FILE - Comedian Mort Sahl poses for a photo in Los Angeles on June 12, 2007. Sahl, who helped revolutionize stand-up comedy during the Cold War with his running commentary on politicians and current events died Tuesday, Oct. 26. 2021. He was 94. His friend Lucy Mercer said that he died "peacefully" at his home in Mill Valley, Calif. (AP Photo/Chris Carlson, File)

Mort Sahl, comedian who satirized politics, dies at 94

Mort Sahl, comedian who satirized politics, dies at 94

NEW YORK (AP) — Satirist Mort Sahl, who helped revolutionize stand-up comedy during the Cold War with his running commentary on politicians and current events and became a favorite of a new, restive generation of Americans, died Tuesday. He was 94.

His friend Lucy Mercer said that he died “peacefully” at his home in Mill Valley, California. The cause was “old age,” she said.

During an era when many comedians dressed in tuxedos and told mother-in-law jokes, Sahl faced his audiences in the ’50s and ‘60s wearing slacks, a sweater and an unbuttoned collar and carrying a rolled-up newspaper on which he had pasted notes for his act. Reading news items as if seated across from you at the kitchen table, he made his inevitably cutting comments, often joining the laughter with a horsey bellow of his own and ending his routines by inquiring: “Is there any group I haven’t offended yet?”

“Every comedian who is not doing wife jokes has to thank him for that,” actor-comedian Albert Brooks told The Associated Press in 2007. “He really was the first, even before Lenny Bruce, in terms of talking about stuff, not just doing punch lines.”

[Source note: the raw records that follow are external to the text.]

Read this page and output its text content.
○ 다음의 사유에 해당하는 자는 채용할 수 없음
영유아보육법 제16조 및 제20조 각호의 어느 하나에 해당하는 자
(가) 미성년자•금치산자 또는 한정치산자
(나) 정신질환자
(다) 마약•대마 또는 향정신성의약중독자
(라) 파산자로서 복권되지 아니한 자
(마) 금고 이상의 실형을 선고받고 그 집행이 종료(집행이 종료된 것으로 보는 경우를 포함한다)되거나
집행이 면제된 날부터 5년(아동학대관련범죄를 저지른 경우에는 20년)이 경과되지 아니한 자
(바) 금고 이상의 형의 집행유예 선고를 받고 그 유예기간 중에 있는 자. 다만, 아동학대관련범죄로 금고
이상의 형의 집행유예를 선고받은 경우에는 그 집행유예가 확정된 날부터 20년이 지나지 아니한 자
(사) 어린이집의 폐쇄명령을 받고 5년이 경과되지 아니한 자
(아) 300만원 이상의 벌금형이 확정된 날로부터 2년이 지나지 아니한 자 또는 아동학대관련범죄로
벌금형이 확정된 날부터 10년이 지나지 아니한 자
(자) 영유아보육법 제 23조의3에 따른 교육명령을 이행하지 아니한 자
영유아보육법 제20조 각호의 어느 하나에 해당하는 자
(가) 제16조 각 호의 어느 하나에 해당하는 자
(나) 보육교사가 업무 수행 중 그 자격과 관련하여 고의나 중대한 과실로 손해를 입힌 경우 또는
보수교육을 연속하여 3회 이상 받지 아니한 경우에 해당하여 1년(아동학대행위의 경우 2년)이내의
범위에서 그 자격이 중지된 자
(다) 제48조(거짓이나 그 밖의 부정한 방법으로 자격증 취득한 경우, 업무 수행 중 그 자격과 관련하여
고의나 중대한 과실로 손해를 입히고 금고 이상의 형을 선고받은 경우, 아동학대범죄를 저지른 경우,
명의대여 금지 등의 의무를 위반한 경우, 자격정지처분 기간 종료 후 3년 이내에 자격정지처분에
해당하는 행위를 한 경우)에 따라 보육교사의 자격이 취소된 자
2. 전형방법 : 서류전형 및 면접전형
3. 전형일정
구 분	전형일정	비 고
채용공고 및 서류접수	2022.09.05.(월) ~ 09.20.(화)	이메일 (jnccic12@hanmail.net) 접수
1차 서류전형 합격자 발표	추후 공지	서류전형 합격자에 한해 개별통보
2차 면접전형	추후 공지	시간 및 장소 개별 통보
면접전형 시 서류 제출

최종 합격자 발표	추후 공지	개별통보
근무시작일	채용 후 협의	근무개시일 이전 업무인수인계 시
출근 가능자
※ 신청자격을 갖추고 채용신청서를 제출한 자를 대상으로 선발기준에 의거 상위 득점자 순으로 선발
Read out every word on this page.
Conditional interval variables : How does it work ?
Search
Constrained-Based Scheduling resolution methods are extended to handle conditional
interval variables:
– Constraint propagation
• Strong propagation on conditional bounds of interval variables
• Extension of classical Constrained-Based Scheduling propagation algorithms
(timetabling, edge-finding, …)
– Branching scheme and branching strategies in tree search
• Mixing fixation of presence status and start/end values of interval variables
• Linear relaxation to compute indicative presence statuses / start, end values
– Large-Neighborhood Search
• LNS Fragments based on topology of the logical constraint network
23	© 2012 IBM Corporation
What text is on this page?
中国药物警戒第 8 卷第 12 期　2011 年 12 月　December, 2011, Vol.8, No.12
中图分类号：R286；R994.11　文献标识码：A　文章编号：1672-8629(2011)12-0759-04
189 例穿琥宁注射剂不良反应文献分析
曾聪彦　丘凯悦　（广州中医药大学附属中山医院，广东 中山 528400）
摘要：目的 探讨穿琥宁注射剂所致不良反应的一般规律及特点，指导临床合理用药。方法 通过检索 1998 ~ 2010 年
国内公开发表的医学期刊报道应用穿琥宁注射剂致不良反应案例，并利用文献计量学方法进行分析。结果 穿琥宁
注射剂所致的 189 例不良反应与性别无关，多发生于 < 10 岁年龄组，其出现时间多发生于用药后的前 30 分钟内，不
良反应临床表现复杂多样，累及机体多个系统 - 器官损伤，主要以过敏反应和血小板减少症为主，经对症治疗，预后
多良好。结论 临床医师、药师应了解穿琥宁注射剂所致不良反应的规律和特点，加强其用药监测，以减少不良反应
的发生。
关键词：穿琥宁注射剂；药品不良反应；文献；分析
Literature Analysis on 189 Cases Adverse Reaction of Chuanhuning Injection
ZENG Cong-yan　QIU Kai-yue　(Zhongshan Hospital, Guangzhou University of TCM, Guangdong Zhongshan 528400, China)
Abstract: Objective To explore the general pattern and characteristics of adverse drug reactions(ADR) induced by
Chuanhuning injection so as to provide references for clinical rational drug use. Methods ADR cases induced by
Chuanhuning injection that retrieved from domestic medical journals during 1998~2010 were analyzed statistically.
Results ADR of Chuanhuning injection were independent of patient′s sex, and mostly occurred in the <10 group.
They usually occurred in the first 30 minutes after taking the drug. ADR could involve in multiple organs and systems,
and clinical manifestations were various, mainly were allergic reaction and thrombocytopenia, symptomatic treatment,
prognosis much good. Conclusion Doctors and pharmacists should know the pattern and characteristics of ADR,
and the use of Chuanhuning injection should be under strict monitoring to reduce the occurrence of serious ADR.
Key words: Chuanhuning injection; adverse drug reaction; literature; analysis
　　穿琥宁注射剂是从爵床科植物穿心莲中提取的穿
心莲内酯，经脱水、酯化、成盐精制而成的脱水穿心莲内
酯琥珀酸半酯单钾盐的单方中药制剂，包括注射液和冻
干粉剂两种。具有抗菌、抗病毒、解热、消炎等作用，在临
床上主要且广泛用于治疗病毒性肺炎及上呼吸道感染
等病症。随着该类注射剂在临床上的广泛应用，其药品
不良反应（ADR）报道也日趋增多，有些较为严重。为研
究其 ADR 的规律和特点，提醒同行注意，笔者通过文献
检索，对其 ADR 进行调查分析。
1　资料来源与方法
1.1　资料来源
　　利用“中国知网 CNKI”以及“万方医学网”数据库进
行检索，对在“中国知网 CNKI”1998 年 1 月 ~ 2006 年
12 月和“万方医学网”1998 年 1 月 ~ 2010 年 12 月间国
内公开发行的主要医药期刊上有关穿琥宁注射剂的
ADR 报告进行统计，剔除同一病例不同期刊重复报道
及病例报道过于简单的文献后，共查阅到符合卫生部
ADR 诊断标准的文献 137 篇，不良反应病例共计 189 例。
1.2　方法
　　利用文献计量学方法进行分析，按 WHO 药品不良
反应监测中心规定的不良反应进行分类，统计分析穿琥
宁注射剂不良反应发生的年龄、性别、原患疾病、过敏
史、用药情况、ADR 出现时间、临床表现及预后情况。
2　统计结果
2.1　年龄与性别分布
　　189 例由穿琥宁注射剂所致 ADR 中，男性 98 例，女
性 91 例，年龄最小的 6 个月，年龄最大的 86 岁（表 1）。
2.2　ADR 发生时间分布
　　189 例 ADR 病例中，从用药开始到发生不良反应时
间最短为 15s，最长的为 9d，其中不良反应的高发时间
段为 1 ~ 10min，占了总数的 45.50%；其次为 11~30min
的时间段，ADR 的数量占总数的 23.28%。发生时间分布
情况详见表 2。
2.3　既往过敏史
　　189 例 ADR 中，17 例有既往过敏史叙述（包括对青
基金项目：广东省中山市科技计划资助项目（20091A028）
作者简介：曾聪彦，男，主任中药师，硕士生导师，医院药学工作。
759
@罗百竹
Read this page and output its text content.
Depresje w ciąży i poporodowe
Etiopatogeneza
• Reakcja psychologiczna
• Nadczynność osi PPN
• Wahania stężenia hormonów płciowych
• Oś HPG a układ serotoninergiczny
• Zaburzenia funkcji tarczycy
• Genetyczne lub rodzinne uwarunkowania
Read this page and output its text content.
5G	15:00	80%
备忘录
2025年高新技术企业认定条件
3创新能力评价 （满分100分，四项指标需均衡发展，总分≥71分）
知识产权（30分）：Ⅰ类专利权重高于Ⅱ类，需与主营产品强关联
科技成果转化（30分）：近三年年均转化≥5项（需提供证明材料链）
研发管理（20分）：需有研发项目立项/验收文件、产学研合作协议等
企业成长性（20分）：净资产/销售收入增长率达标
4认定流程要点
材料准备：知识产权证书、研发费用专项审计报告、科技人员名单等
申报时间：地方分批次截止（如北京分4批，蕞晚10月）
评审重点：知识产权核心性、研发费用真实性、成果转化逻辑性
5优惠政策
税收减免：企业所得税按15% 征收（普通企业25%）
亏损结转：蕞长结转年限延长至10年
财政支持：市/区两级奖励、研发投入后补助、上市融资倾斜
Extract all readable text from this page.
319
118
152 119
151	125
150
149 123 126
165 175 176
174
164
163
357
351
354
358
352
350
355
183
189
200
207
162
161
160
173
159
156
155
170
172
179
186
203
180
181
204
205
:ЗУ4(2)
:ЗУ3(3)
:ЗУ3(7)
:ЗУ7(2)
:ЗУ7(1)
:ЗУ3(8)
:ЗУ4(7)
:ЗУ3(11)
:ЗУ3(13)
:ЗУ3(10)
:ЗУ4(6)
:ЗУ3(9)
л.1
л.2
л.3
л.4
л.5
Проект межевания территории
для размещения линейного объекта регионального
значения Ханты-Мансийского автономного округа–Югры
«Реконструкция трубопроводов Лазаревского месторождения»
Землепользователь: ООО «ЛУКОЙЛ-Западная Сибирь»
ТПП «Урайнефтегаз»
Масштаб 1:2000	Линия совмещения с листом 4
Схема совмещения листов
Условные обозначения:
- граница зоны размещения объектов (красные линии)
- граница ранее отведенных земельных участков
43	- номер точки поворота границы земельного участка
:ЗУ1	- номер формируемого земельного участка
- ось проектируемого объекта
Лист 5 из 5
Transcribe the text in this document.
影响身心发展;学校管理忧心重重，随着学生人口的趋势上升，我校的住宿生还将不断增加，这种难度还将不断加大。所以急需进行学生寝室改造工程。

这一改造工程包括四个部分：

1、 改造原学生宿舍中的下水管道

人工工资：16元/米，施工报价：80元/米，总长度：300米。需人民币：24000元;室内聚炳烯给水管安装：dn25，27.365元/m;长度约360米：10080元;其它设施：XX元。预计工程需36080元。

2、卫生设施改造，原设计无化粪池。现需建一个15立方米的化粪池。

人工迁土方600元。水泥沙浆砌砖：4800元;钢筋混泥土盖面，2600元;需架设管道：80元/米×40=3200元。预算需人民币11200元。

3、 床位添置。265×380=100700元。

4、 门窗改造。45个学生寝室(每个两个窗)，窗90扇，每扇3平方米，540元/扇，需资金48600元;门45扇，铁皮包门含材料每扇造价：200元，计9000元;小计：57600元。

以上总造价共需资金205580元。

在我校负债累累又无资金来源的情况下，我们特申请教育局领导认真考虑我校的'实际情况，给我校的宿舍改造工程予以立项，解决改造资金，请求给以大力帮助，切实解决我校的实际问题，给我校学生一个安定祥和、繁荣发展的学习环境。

Sahl took pride in having mocked every president from Dwight Eisenhower to Donald Trump, although he acknowledged he privately admired Democrat John F. Kennedy and counted Republican Ronald Reagan among his closest friends. Of President George W. Bush, he observed: “He’s born again, you know. Which would raise the inevitable question: If you were given the unusual opportunity to be born again, why would you come back as George Bush?”

Sahl became famous in 1953 at San Francisco’s hungry i (the i stood for intellectual), the perfect place for a comedian of his type. The city was a meeting ground for beatniks and college activists, and they crowded into the tiny club to hear someone who spoke to their disdain for the status quo. Word spread quickly about the young comedian with the distinctive style. Soon Sahl was earning $7,500 a week at nightclubs across the nation and appearing on television with Steve Allen and Jack Paar. He made the cover of Time magazine in 1960 and was profiled in The New Yorker.

A new generation of comedians, including Bill Cosby, George Carlin and the team of Mike Nichols and Elaine May, was inspired by Sahl. David Letterman continued the iconoclastic tradition, and more recently Jon Stewart, Stephen Colbert and John Oliver. Woody Allen would liken his work to the jazz of Charlie Parker and reviewers compared him to Will Rogers, who had tweaked politicians in a gentler manner.

“I don’t have the image of myself as a comedian,” Sahl himself said. “I never said I was one. I just sort of tell the truth and everybody breaks up along the way.”

Sahl was cast as a wisecracking GI in two war movies, In Love and War (1958) and All the Young Men (1960). He starred in his own TV special. His comedy albums became best sellers. At the Academy Awards in 1959, he was co-host along with Bob Hope, Laurence Olivier, Jerry Lewis and others. Fearing he would seem to be joining the establishment, Sahl cracked: “We’ve just lost the college crowd; all across the country they’re yelling, ‘Sellout!’”

In the 1980s he frequently ridiculed his friend Reagan, but he said the president was never offended.

“If you’re his friend, it doesn’t matter if you’re an escaped con,” Sahl once said of Reagan. Democrats, he added, were often not as forgiving. In the 1990s, Sahl had fallen out of favor with them when he complained that President Bill Clinton’s only lasting legacy would be his affair with White House intern Monica Lewinsky.

“A lot of people I have met in the Democratic Party are extremely expedient,” he said. “Once it’s over, they don’t want to know you. Of course, that’s not generic to the Democrats.”

Sahl thought so highly of Kennedy, however, that he even wrote jokes for him on the campaign trail, including one which inspired JFK’s quip at his own expense — about a telegram from his wealthy father. “Don’t buy a single more vote than is necessary. I’ll be d—-ed if I’m going to pay for a landslide.”

But when Kennedy was assassinated in 1963, Sahl was devastated and the tragedy foreshadowed a decline in the comedian’s fortunes that lasted for years. He quickly became convinced that Kennedy had been killed as part of a CIA plot and he accused the government of staging a massive cover-up. He devoted much of his monologues to reading long passages from the report by the government’s Warren Commission, which had been appointed to investigate the assassination.